The double crossover is a problem, only because its a double crossover. Its better to seperate them, but if one already has the double crossover, might as well us it!


----------



## sid (Mar 26, 2018)

Thanks magic and lemon,, i don't know why everybody does not like them double cross overs . i love them saves me money and Kato cross overs work great. I never had a problem with them even at full speed they just work. But i have these parts in inventory . i did have the top one separated but i don't have those parts and the wife is already peod at me. This is my first ever big layout. And first ever reverse loops. Why does everybody not like them double cross overs ? I've seen them on real rail roads before. Thank you fella's for ideas and advice.


----------



## DonR (Oct 18, 2012)

Yes, double crossovers can generate reverse loop
problems as we have seen in other layouts. But, here,
the double crossovers are being used as intended,
to connect the two tracks of a double track mainline
just as you see some times on the real railroads. There
is no right rail, left rail conflict that would result in a short
circuit.

Don


----------



## sid (Mar 26, 2018)

DON :: awww i see . i try to not connect them to any turns . i like them in straight track configuration. i just like how they work one switch and it throws every thing plus my trains fly through them with no problems at all.. except for one car (i think it has bad axles )


----------



## furnmkr (Apr 21, 2018)

*2 reverse loops*

I have exactly the same thing you are talking about.....an L-shaped layout with a reversing loop at each end of the layout. I used two PSX-AR boards and everything works great....even worked the first time I ran a train around the layout! Very straight forward to install. The boards also act as a circuit breaker to protect your locomotives and controller/power supply.


----------



## Magic (Jan 28, 2014)

Sid I don't have anything against double crossovers, just though that 
their location might cause reverse loop polarity problems.

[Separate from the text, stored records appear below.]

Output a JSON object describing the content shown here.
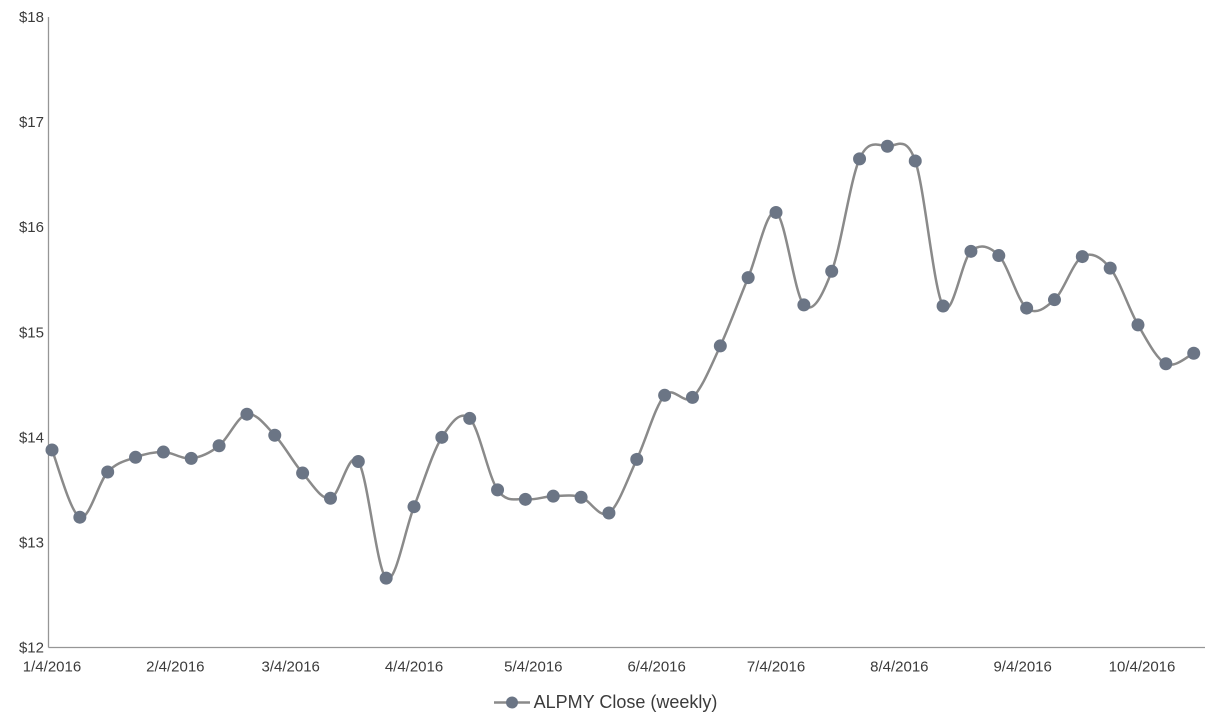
{
  "chart_data": {
    "type": "line",
    "smoothed": true,
    "marker": "circle",
    "grid": false,
    "legend_position": "bottom",
    "ylim": [
      12,
      18
    ],
    "x_axis_start": "1/4/2016",
    "x_axis_end": "10/23/2016",
    "y_tick_labels": [
      "$12",
      "$13",
      "$14",
      "$15",
      "$16",
      "$17",
      "$18"
    ],
    "x_tick_labels": [
      "1/4/2016",
      "2/4/2016",
      "3/4/2016",
      "4/4/2016",
      "5/4/2016",
      "6/4/2016",
      "7/4/2016",
      "8/4/2016",
      "9/4/2016",
      "10/4/2016"
    ],
    "series": [
      {
        "name": "ALPMY Close (weekly)",
        "x": [
          "1/4/2016",
          "1/11/2016",
          "1/18/2016",
          "1/25/2016",
          "2/1/2016",
          "2/8/2016",
          "2/15/2016",
          "2/22/2016",
          "2/29/2016",
          "3/7/2016",
          "3/14/2016",
          "3/21/2016",
          "3/28/2016",
          "4/4/2016",
          "4/11/2016",
          "4/18/2016",
          "4/25/2016",
          "5/2/2016",
          "5/9/2016",
          "5/16/2016",
          "5/23/2016",
          "5/30/2016",
          "6/6/2016",
          "6/13/2016",
          "6/20/2016",
          "6/27/2016",
          "7/4/2016",
          "7/11/2016",
          "7/18/2016",
          "7/25/2016",
          "8/1/2016",
          "8/8/2016",
          "8/15/2016",
          "8/22/2016",
          "8/29/2016",
          "9/5/2016",
          "9/12/2016",
          "9/19/2016",
          "9/26/2016",
          "10/3/2016",
          "10/10/2016",
          "10/17/2016"
        ],
        "values": [
          13.88,
          13.24,
          13.67,
          13.81,
          13.86,
          13.8,
          13.92,
          14.22,
          14.02,
          13.66,
          13.42,
          13.77,
          12.66,
          13.34,
          14.0,
          14.18,
          13.5,
          13.41,
          13.44,
          13.43,
          13.28,
          13.79,
          14.4,
          14.38,
          14.87,
          15.52,
          16.14,
          15.26,
          15.58,
          16.65,
          16.77,
          16.63,
          15.25,
          15.77,
          15.73,
          15.23,
          15.31,
          15.72,
          15.61,
          15.07,
          14.7,
          14.8
        ]
      }
    ],
    "colors": {
      "line": "#8a8a8a",
      "marker": "#6b7585",
      "axis": "#969696",
      "text": "#3b3b3b"
    }
  },
  "legend": {
    "label": "ALPMY Close (weekly)"
  }
}
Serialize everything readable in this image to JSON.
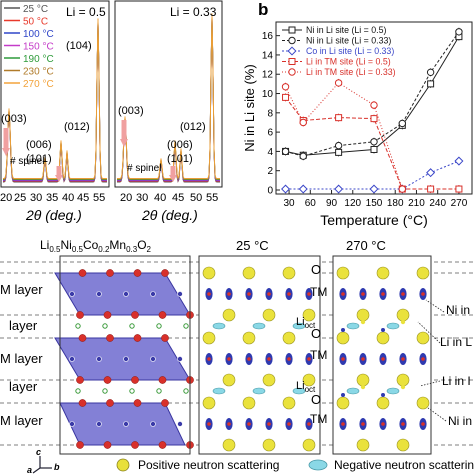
{
  "panel_b_label": "b",
  "xrd": {
    "legend": [
      "25 °C",
      "50 °C",
      "100 °C",
      "150 °C",
      "190 °C",
      "230 °C",
      "270 °C"
    ],
    "legend_colors": [
      "#555555",
      "#e8392b",
      "#2f45c8",
      "#c43bc8",
      "#2e9b3a",
      "#b07b2a",
      "#f2a23a"
    ],
    "left": {
      "li_label": "Li = 0.5",
      "peak_104": "(104)",
      "peak_003": "(003)",
      "peak_006": "(006)",
      "peak_101": "(101)",
      "peak_012": "(012)",
      "spinel": "# spinel",
      "ticks": [
        "20",
        "25",
        "30",
        "35",
        "40",
        "45",
        "50",
        "55"
      ]
    },
    "right": {
      "li_label": "Li = 0.33",
      "peak_104": "(104)",
      "peak_003": "(003)",
      "peak_006": "(006)",
      "peak_101": "(101)",
      "peak_012": "(012)",
      "spinel": "# spinel",
      "ticks": [
        "20",
        "25",
        "30",
        "35",
        "40",
        "45",
        "50",
        "55"
      ]
    },
    "xlabel": "2θ (deg.)",
    "left_tick_prefix": "2"
  },
  "chart_data": {
    "type": "line",
    "x": [
      25,
      50,
      100,
      150,
      190,
      230,
      270
    ],
    "xticks": [
      "30",
      "60",
      "90",
      "120",
      "150",
      "180",
      "210",
      "240",
      "270"
    ],
    "yticks": [
      "0",
      "2",
      "4",
      "6",
      "8",
      "10",
      "12",
      "14",
      "16"
    ],
    "xlim": [
      20,
      280
    ],
    "ylim": [
      0,
      17
    ],
    "xlabel": "Temperature (°C)",
    "ylabel": "Ni in Li site (%)",
    "legend_position": "top-left",
    "series": [
      {
        "name": "Ni in Li site (Li = 0.5)",
        "color": "#222222",
        "dash": "0",
        "marker": "square",
        "x": [
          25,
          50,
          100,
          150,
          190,
          230,
          270
        ],
        "y": [
          4.0,
          3.6,
          3.9,
          4.2,
          6.7,
          11.0,
          15.9
        ]
      },
      {
        "name": "Ni in Li site (Li = 0.33)",
        "color": "#222222",
        "dash": "3,2",
        "marker": "circle",
        "x": [
          25,
          50,
          100,
          150,
          190,
          230,
          270
        ],
        "y": [
          4.0,
          3.5,
          4.6,
          5.0,
          6.9,
          12.2,
          16.4
        ]
      },
      {
        "name": "Co in Li site (Li = 0.33)",
        "color": "#3a46c8",
        "dash": "2,2",
        "marker": "diamond",
        "x": [
          25,
          50,
          100,
          150,
          190,
          230,
          270
        ],
        "y": [
          0.1,
          0.1,
          0.1,
          0.1,
          0.1,
          1.8,
          3.0
        ]
      },
      {
        "name": "Li in TM site (Li = 0.5)",
        "color": "#d8302a",
        "dash": "4,2",
        "marker": "square",
        "x": [
          25,
          50,
          100,
          150,
          190,
          230,
          270
        ],
        "y": [
          9.6,
          7.2,
          7.5,
          7.4,
          0.1,
          0.1,
          0.1
        ]
      },
      {
        "name": "Li in TM site (Li = 0.33)",
        "color": "#d8302a",
        "dash": "1,2",
        "marker": "circle",
        "x": [
          25,
          50,
          100,
          150,
          190
        ],
        "y": [
          10.7,
          7.0,
          11.1,
          8.8,
          0.1
        ]
      }
    ]
  },
  "structure": {
    "formula": "Li0.5Ni0.5Co0.2Mn0.3O2",
    "layer_labels": [
      "M layer",
      "layer",
      "M layer",
      "layer",
      "M layer"
    ],
    "axis_c": "c",
    "axis_a": "a",
    "axis_b": "b"
  },
  "maps": {
    "title_25": "25 °C",
    "title_270": "270 °C",
    "o_label": "O",
    "tm_label": "TM",
    "li_oct": "Li",
    "li_oct_sub": "oct",
    "right_labels": [
      "Ni in",
      "Li in L",
      "Li in I",
      "Ni in"
    ]
  },
  "footer": {
    "positive": "Positive neutron scattering",
    "negative": "Negative neutron scattering"
  }
}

I had some on my first layout but they didn't work out, had them too close to grade changes 
but they are nice in the fact you just need to throw one switch and will
alternate loops every time around. Kinda o handy.

Magic


----------



## sid (Mar 26, 2018)

furnmkr said:


> I have exactly the same thing you are talking about.....an L-shaped layout with a reversing loop at each end of the layout. I used two PSX-AR boards and everything works great....even worked the first time I ran a train around the layout! Very straight forward to install. The boards also act as a circuit breaker to protect your locomotives and controller/power supply.


aww cool Thank You. ill have to wait for funds to get me a couple. probaly after i get the layout on tables/ wall shelves type tables . not sure yet on that part on the build.
But Thank You:smilie_daumenpos:


----------



## sid (Mar 26, 2018)

Magic said:


> Sid I don't have anything against double crossovers, just though that
> their location might cause reverse loop polarity problems.
> 
> I had some on my first layout but they didn't work out, had them too close to grade changes
> ...


hahahaha no worries. i've had a lot of people say they just dont like them hahahaha, me i've had absolutely O problems with mine , But i use only Kato track. Never had any at or on a grade or any thing like that. maybe when my skills get better ill make some kinda grades. everything i have is flat . i did play with some grades in scarm while i was learning how to use it. (still learning ) hahaha


----------